Coaching tóxico: cuando el empuje motivacional se convierte en una trampa
Vivimos en un mundo que idolatra la motivación como si fuera la clave de todo. Solo tienes que desearlo, dicen. Si realmente te esfuerzas, si empujas lo suficiente, si nunca te rindes, tarde o temprano lo conseguirás. Y el coaching —o mejor dicho, cierta forma de coaching— ha terminado por repetir esta narrativa de película de Hollywood, donde el héroe, con los huesos rotos y sangre en la boca, sigue luchando y al final gana. Pero en la vida real, si haces eso, acabas en el hospital. Y probablemente no ganes nada.
El problema no es el compromiso. El problema es la ideología del esfuerzo ciego, la glorificación del “no hay excusas”, ese empuje constante que no escucha. Lo que llamo coaching tóxico empieza ahí: cuando la presión por “hacer más” ahoga la capacidad de sentir. Cuando la urgencia por superarse borra la posibilidad de conocerse. Cuando el coach se convierte en un general, y el coachee en un soldado.
Y sin embargo, el coaching, en su esencia, debía ser otra cosa. Un espacio de escucha, de exploración, de guía sutil. Un lugar donde la persona acompañada pudiera reconectar consigo misma, no alejarse de sí.
Hay frases que suenan motivadoras pero que hacen daño: “No hay límites”, “Si quieres, puedes”, “Si no lo logras es porque no te esfuerzas lo suficiente”. Frases que ignoran por completo el contexto humano y emocional de la persona que tienes delante. Que reducen todo a fuerza de voluntad, disciplina, empuje. Y que generan, en silencio, culpa, frustración y agotamiento. Porque si no lo consigo, entonces es mi culpa. Porque si estoy cansado, desmotivado o perdido, es que soy débil.
Pero no es así. A veces el cansancio es una señal sana. La desmotivación es un síntoma útil. La incapacidad de seguir empujando puede ser el comienzo de un verdadero cambio.
Si necesitas “motivarte” todos los días para perseguir un objetivo, tal vez ese objetivo no te importa de verdad. O quizás te importa por razones equivocadas: miedo, comparación, necesidad de aprobación. Un verdadero objetivo —el que nace desde dentro— no necesita ser forzado. Necesita ser alimentado. Y un buen coach lo sabe.

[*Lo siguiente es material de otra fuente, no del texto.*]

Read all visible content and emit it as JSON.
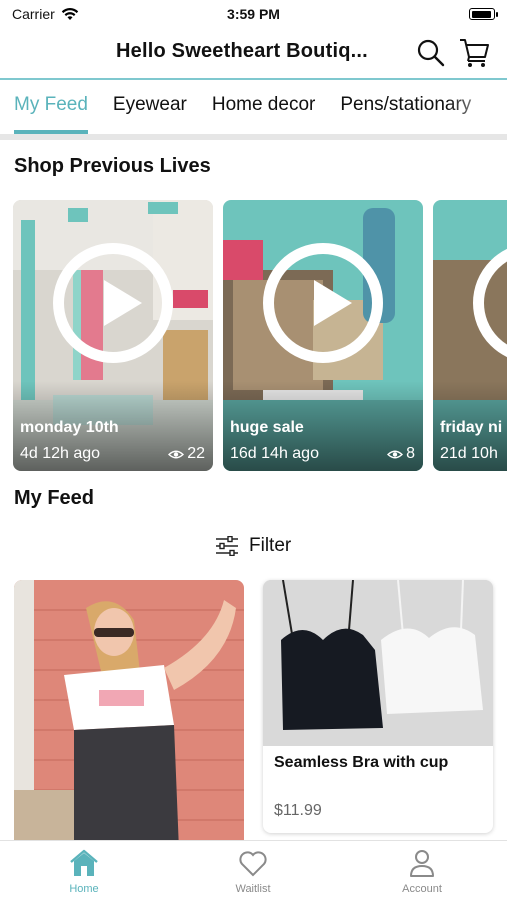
{
  "status_bar": {
    "carrier": "Carrier",
    "time": "3:59 PM"
  },
  "header": {
    "title": "Hello Sweetheart Boutiq...",
    "search_icon": "search-icon",
    "cart_icon": "cart-icon"
  },
  "tabs": [
    {
      "label": "My Feed",
      "active": true
    },
    {
      "label": "Eyewear",
      "active": false
    },
    {
      "label": "Home decor",
      "active": false
    },
    {
      "label": "Pens/stationary",
      "active": false
    }
  ],
  "previous_lives": {
    "title": "Shop Previous Lives",
    "items": [
      {
        "name": "monday 10th",
        "ago": "4d 12h ago",
        "views": "22"
      },
      {
        "name": "huge sale",
        "ago": "16d 14h ago",
        "views": "8"
      },
      {
        "name": "friday ni",
        "ago": "21d 10h"
      }
    ]
  },
  "feed": {
    "title": "My Feed",
    "filter_label": "Filter",
    "products": [
      {
        "name": "",
        "price": ""
      },
      {
        "name": "Seamless Bra with cup",
        "price": "$11.99"
      }
    ]
  },
  "bottom_nav": [
    {
      "label": "Home",
      "icon": "home-icon",
      "active": true
    },
    {
      "label": "Waitlist",
      "icon": "heart-icon",
      "active": false
    },
    {
      "label": "Account",
      "icon": "person-icon",
      "active": false
    }
  ],
  "colors": {
    "accent": "#5ab3bb",
    "header_rule": "#7fc8cf",
    "teal_backdrop": "#6ec4bc"
  }
}
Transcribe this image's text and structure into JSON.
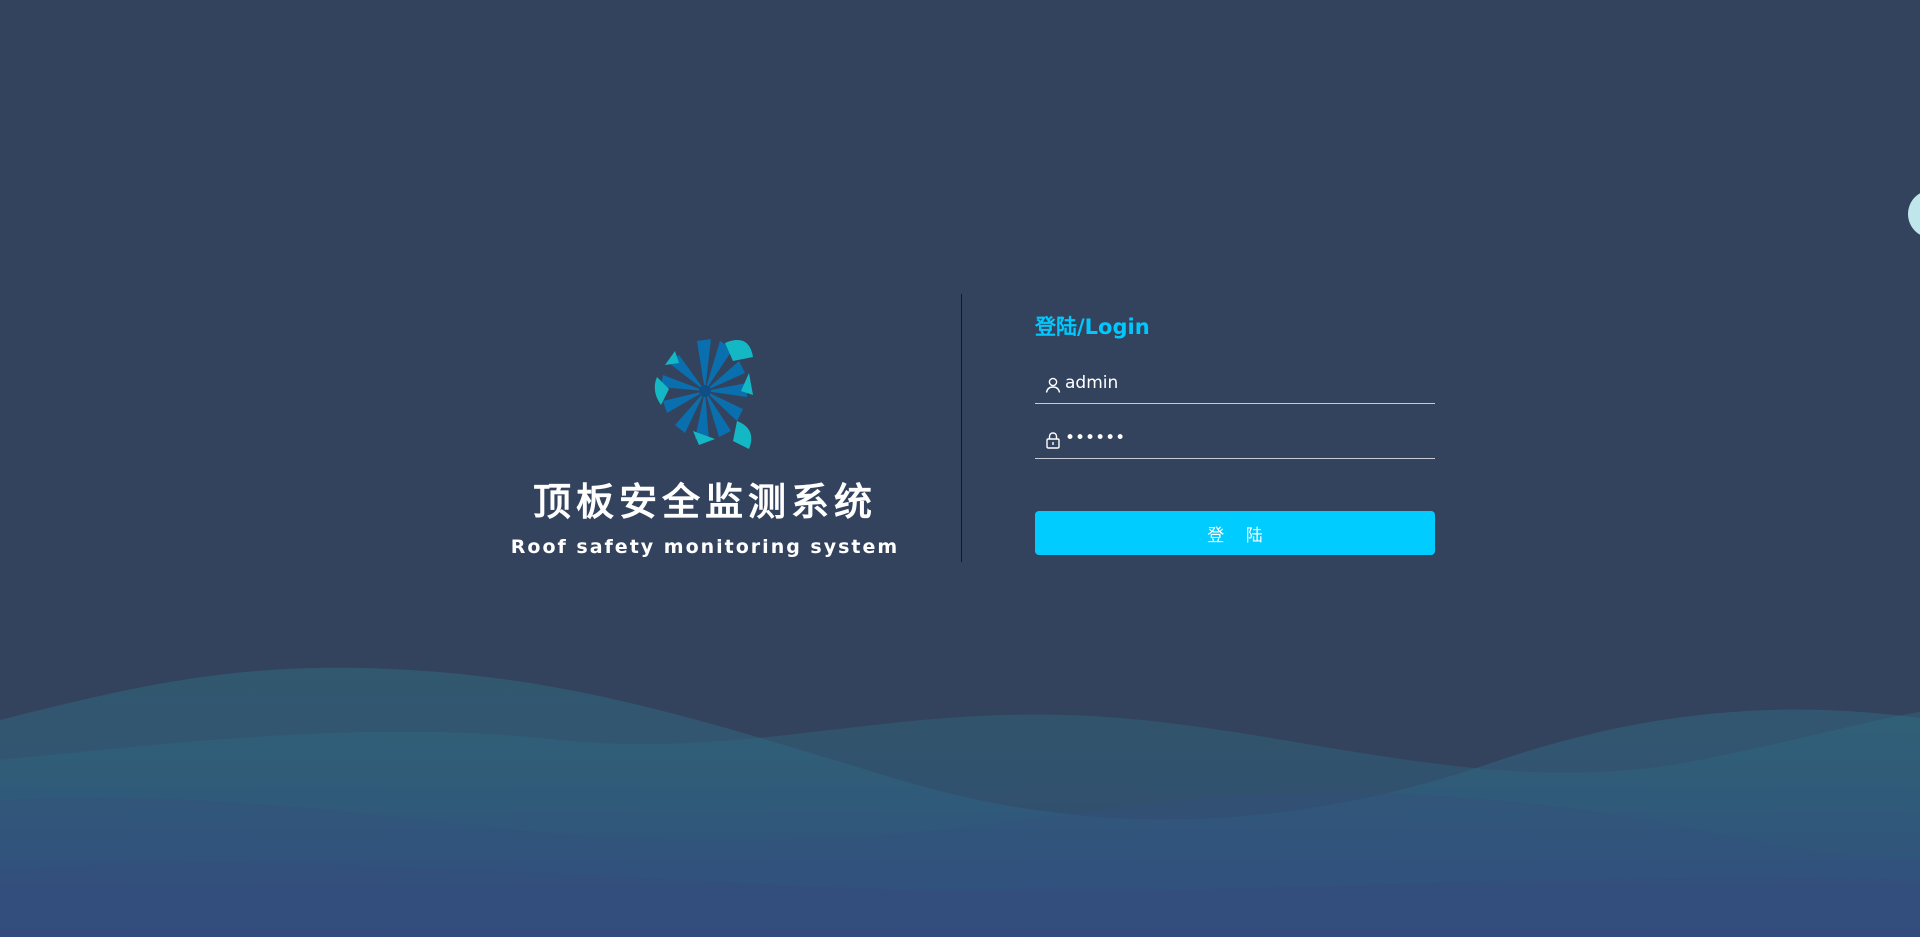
{
  "brand": {
    "title": "顶板安全监测系统",
    "subtitle": "Roof safety monitoring system",
    "logo_icon": "triangle-fan-logo-icon"
  },
  "login": {
    "title": "登陆/Login",
    "username": {
      "value": "admin",
      "icon": "user-icon"
    },
    "password": {
      "value": "123456",
      "icon": "lock-icon"
    },
    "submit_label": "登 陆"
  },
  "colors": {
    "background": "#33435e",
    "accent": "#00ccff",
    "logo_dark_blue": "#0a6fae",
    "logo_teal": "#14b8c4",
    "wave": "#2f6a80"
  }
}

Esto no significa justificar excusas ni aceptar la pereza. El compromiso es esencial. La resiliencia es valiosa. Pero deben apoyarse en una conexión auténtica, no en una ideología. El sentido común, la inteligencia emocional, la capacidad de adaptación son mucho más poderosos de lo que solemos pensar. Y muchas veces, a largo plazo, son ellos los que realmente marcan la diferencia.
Un buen coach no te empuja sin parar. Te ayuda a comprender cuándo empujar, y cuándo parar, reorientarte, hacer espacio. Te estimula, sí, pero sin forzarte. Te acompaña, pero sin arrastrarte. Te escucha, sin dejar que te ahogues en la autojustificación.
El verdadero coaching es un arte del equilibrio. No se trata de empujar o detenerse, de ganar o perder. Se trata de estar plenamente presente en tu propio proceso y de aprender a distinguir entre la voz que sabotea… y la que protege. Entre el cansancio que te frena… y el que te salva.
Al final, el objetivo no es hacer más. Es ser más. Y eso, muchas veces, requiere menos esfuerzo… y mucha más verdad.